INTRODUCTORY NOTE
PERCY BYSSHE SHELLEY was born near Horsham, Sussex, England, on August 4,1792, of a wealthy but undistinguished family. He was educated at Eton, where he was unpopular and persecuted, and at University College, Oxford, where he was interested in science, and from which he was expelled for the publication of a pamphlet on “The Necessity of Atheism.” Going up to London, he met at the school attended by his sisters a girl of sixteen called Harriet Westbrook, whose accounts of the persecution she suffered won Shelley's sympathy and led him into a foolish marriage, he being nineteen and she sixteen. Within three years they had become estranged; she left him to return with her child to her father's house; and a month later he set out for the Continent with Mary, daughter of William Godwin, the political philosopher, under whose influence Shelley had been for a time. In 1816 Harriet was found drowned; Shelley for formally married Mary Godwin; and the courts refused him the custody of his children. Meantime he was taking active part in political agitation on the side of liberty, and was producing a good deal of poetry. “Alastor” had been written in 1815, and “The Revolt of Islam” appeared in 1818. In that year he returned to Italy, where he remained till his death by drowning on July 8, 1822. His ashes were buried in Rome.

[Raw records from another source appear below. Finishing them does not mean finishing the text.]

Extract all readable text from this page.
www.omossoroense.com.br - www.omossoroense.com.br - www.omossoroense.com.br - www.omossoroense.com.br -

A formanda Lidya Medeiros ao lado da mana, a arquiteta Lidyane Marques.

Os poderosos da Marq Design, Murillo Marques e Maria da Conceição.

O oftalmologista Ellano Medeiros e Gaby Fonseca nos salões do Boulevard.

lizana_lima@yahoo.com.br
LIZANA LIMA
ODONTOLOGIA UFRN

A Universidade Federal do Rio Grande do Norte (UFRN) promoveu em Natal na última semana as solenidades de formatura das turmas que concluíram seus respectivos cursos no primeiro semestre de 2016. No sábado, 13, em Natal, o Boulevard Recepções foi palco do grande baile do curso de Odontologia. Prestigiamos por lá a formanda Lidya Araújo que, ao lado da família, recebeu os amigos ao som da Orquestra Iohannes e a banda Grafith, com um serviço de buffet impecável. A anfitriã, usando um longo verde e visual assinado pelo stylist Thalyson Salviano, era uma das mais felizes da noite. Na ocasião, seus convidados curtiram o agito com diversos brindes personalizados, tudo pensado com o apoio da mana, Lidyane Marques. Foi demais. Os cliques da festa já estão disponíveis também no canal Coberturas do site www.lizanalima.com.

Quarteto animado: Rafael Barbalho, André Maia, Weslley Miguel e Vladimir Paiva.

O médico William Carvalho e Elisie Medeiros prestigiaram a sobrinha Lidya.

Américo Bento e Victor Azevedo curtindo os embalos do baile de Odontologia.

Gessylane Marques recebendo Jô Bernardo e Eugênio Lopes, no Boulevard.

These last years were crowded with poetical production, “Prometheus Unbound,” “The Cenci,” the“Ode to the West Wind,” “The Sensitive Plant,” “Epipsychidion,” “Adonais,” and many of his finest lyrics belonging to this period. Of his dramatic work, the “Prometheus Unbound,” a mythological drama on the redemption of mankind, in gorgeous lyrical verse, and “The Cenci” are the most important. In the latter he handled a terrible story of old Roman life with great delicacy and tremendous impressiveness. Partly under the influence of Shakespeare, partly from the nature of the subject, this play is more concrete and palpable than Shelley's work in general, and displays sides of his genius which might not otherwise have been suspected. Though impossible on the public stage, “The Cenci” has claims to be regarded, by virtue of its strength of characterization, its poetry, and its emotional intensity, as the greatest drama of the century.